Each year in the fall, after the Wurlitzer music has quieted down at the Flying Horses and the carousel prepares for its winter hibernation, routine maintenance is required. After all, the hand-carved horses with their genuine horsehair manes and tails take a beating carrying countless riders.
Myles Thurlow works as the resident mechanic and horse knee-doctor (he replaced four horse knees this winter). John Anderson does general painting and keeps the horses’ coats shining. And this year, Margot Datz joined the off-season team, focusing on the painted panels that decorate the center column and the spokes of the carousel.
The carousel opens for its 142nd consecutive season on Saturday, April 15, when the Martha’s Vineyard Preservation Trust will unveil the newly refurbished panels. The trust took ownership of the carousel in 1986.
Ms. Datz recreated six panels, featuring river scenes and ships. On Wednesday morning, the new panels were hung on the carousel, after being stored for over 20 years, too degraded for display.

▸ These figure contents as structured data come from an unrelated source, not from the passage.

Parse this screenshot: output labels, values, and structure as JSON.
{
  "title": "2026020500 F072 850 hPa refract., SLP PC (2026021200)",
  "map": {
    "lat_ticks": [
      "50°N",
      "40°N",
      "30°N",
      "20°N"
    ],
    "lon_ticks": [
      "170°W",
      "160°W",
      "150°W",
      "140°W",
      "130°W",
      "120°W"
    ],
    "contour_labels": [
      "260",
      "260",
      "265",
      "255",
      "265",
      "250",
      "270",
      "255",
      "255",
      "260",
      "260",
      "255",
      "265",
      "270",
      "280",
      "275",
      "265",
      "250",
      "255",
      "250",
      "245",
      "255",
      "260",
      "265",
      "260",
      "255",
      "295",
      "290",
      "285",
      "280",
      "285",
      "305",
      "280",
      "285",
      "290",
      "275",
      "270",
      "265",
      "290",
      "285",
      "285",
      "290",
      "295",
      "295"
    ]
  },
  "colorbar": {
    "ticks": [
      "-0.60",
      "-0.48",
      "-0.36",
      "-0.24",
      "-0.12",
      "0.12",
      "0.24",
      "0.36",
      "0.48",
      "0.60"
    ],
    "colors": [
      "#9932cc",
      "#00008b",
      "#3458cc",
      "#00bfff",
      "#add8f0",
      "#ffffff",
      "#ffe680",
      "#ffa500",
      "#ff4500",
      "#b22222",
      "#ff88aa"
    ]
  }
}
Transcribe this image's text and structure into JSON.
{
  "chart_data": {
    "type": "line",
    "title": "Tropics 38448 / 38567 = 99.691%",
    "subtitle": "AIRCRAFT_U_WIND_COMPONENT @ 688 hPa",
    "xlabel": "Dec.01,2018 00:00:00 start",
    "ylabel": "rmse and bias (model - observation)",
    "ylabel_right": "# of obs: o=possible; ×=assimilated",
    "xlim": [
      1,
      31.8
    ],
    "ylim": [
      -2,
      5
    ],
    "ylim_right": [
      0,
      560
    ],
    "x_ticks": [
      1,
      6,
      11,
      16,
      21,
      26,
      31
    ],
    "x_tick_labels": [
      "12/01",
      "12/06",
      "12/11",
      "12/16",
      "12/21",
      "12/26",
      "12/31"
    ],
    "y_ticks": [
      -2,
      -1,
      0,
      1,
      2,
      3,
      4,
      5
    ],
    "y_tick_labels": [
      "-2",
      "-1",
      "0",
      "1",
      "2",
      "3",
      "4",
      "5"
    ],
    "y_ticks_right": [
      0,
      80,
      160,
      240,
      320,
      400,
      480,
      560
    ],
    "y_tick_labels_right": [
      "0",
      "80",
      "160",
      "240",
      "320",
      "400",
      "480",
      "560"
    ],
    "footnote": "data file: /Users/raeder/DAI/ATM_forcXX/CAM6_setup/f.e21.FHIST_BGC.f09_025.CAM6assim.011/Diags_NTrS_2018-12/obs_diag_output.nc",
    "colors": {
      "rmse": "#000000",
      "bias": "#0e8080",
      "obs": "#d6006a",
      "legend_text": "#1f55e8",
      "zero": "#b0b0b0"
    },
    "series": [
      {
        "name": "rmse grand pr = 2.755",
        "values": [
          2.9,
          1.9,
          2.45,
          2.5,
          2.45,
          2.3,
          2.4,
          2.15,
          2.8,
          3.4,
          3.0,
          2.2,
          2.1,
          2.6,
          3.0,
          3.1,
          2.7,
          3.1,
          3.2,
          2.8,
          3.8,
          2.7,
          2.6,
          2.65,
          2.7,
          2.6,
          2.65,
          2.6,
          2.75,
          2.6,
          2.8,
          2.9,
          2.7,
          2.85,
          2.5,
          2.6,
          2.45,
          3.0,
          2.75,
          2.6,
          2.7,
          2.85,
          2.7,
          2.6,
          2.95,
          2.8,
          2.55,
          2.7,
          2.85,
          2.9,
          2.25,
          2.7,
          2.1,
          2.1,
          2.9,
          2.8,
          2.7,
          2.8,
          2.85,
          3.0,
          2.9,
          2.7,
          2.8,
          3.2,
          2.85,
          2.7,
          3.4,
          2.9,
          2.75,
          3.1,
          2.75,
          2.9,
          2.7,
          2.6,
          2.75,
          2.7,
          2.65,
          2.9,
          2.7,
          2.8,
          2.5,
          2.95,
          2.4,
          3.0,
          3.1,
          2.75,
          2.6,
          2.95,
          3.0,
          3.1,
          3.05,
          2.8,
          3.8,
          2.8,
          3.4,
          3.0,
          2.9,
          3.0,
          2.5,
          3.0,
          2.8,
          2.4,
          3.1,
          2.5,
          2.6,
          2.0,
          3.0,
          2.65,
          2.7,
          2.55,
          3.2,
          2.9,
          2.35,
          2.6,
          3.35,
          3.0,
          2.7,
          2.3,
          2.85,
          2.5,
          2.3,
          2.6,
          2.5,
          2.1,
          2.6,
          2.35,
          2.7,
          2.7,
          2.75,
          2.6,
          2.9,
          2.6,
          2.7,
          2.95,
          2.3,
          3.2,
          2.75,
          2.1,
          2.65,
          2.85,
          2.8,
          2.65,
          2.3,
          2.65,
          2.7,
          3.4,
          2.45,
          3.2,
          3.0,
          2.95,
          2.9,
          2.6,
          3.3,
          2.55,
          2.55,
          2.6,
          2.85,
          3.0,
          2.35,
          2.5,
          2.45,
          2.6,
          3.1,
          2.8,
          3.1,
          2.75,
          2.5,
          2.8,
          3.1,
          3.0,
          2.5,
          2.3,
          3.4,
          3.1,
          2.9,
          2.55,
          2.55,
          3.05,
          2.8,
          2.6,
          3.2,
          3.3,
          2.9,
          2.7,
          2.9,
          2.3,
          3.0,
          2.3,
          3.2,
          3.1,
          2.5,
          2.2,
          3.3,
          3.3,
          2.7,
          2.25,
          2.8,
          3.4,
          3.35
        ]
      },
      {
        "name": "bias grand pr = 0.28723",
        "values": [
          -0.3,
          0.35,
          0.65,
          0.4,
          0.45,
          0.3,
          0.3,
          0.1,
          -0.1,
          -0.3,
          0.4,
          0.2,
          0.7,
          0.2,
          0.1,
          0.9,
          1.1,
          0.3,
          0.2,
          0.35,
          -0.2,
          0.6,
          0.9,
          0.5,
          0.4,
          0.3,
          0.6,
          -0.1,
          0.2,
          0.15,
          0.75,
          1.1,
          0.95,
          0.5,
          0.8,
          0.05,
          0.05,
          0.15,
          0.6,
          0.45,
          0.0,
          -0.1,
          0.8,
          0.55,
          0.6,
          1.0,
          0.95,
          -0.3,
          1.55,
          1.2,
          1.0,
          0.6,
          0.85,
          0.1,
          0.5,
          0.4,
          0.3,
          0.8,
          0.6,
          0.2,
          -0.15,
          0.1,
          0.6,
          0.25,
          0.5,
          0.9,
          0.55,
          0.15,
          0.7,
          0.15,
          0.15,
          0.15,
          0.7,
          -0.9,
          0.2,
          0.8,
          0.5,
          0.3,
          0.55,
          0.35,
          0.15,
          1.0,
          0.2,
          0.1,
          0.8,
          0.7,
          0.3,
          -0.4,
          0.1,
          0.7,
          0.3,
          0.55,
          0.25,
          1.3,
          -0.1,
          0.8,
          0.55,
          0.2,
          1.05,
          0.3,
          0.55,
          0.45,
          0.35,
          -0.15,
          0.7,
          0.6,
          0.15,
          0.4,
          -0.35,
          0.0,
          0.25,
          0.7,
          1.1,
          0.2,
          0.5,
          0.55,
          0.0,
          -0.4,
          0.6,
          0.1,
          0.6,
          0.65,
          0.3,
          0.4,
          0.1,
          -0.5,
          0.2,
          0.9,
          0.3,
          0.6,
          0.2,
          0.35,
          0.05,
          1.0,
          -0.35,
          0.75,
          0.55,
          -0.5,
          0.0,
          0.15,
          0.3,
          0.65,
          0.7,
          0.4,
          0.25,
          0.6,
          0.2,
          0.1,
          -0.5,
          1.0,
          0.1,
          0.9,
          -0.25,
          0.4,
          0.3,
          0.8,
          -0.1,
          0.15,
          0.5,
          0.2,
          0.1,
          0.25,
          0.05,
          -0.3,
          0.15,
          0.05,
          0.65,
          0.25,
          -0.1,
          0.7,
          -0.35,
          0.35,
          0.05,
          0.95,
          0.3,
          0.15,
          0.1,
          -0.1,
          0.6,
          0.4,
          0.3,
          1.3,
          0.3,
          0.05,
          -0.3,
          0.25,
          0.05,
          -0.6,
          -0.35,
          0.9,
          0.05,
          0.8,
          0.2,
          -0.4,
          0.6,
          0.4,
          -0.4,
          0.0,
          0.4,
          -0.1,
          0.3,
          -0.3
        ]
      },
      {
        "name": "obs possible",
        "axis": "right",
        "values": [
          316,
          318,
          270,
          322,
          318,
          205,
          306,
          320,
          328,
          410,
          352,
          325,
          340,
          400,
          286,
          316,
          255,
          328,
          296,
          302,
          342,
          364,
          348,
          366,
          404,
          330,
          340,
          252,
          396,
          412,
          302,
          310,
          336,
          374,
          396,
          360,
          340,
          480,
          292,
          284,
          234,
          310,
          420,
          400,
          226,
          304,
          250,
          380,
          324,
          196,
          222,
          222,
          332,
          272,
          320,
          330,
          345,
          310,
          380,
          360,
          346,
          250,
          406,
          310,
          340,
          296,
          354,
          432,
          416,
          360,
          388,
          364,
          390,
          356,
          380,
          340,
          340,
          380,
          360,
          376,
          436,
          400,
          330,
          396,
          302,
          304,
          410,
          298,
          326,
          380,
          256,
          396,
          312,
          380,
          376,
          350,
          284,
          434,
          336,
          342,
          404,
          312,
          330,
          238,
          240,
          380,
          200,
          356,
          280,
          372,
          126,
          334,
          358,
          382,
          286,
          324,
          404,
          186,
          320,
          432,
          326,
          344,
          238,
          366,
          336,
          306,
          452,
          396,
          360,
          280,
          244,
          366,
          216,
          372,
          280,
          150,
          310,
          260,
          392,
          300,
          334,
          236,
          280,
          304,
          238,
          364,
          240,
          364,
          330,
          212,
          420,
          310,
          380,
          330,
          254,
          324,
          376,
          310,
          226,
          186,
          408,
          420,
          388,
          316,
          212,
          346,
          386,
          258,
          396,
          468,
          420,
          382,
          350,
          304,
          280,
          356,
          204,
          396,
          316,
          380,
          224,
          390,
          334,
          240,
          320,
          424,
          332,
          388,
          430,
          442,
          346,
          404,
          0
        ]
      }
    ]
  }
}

“Whether it’s a merry-go-round panel or the Mona Lisa, restoration is the same very fastidious process,” said Ms. Datz by phone. “Most of [the panels] were torn, almost impossible to see the images. [Chris Scott] showed them to me and asked me if I could recreate them. I knew that I could.” Ms. Datz previously worked with the trust in 2013, restoring the murals in the Old Whaling Church.
To get as close to the originals as possible, she hired her brother, Stephen Datz, to build frames to stretch the canvases in the same way as the originals. Then she carefully inspected the panels, noting brush work, color scheme and style. While Ms. Datz said she could find no information on who the original painter was, she suspected they were painted factory style by more than one artist.
“The decorative surrounding was painted by one artist, another did the roses at the bottom of the large pieces, another did the vignettes and landscapes . . . several hands were involved in it,” Ms. Datz said.
Some of the sections were so tarnished it was hard to figure out the original design. It was a bit like detective work, she said.
“It’s just the really fun part of working on historical projects. There is so much mystery.”
The largest panel, a bucolic river vignette, was particularly challenging.
“One part didn’t make any sense to me,” she said. “Then I figured out it was a broken branch leaning into the water with its reflection...it looked like a dark sideways V. When I figured it out, it was this moment of eureka, like I solved this riddle.”
Over the years the painted panels had also changed motifs. For a while it was cowboys before switching to an Age of Aquarius theme with celestial paintings of horoscopes.
“There was a time when the carousel had a more flamboyant look to it,” said Funi Burdick, executive director of the Preservation Trust. “Over time we went back to a more historic intent for the carousel.”
The four chariots on the carousel were also the subject of past detective work. Three of them were created in a sleigh style with two rows of forward facing benches. One misfit is more like a cart with two inward facing benches. For a while, it was thought that the cart-style chariot had replaced a sleigh-style chariot, manager Robin Meader said. The trust had planned to replace the odd-ball chariot with another Charles Dare chariot they acquired, but then an old catalogue was unearthed showing the misfit was indeed a part of the original design.
Ms. Meader has managed the Flying Horses for 30 years. Looking at the newly painted panels on Wednesday, she remarked, “It’s absolutely gorgeous.”
Ms. Burdick said returning the Flying Horses to its original design gives the carousel the prestige it deserves. And an important part of that prestige is that the horses continue to be ridden by Vineyard visitors and residents.
“All historic properties in order to have value to the community, they need to be used, not just observed,” she said. “Also by using buildings and the carousel, it requires us to be constantly and actively maintaining them. It’s not good for something that is mechanical to not be operated and it’s not good for a house to be closed up.”
When the Flying Horses opens on Saturday it will once again lay claim to the title of the oldest continuously operating platform carousel in the nation. The Flying Horses has inspired songs, poems and children’s books. And now it has inspired Ms. Datz. She hopes to continue working with the trust to recreate the rest of the missing panels.
“That would be a dream,” she said. “I would love to be the one to finish that carousel in its entirety.”
The Flying Horses opens on Saturday April 15 from 11 a.m. to 4:30 p.m. The Easter bunny will visit on Sunday. The carousel will remain open for the week of school vacation and then stay open on weekends only until school lets out.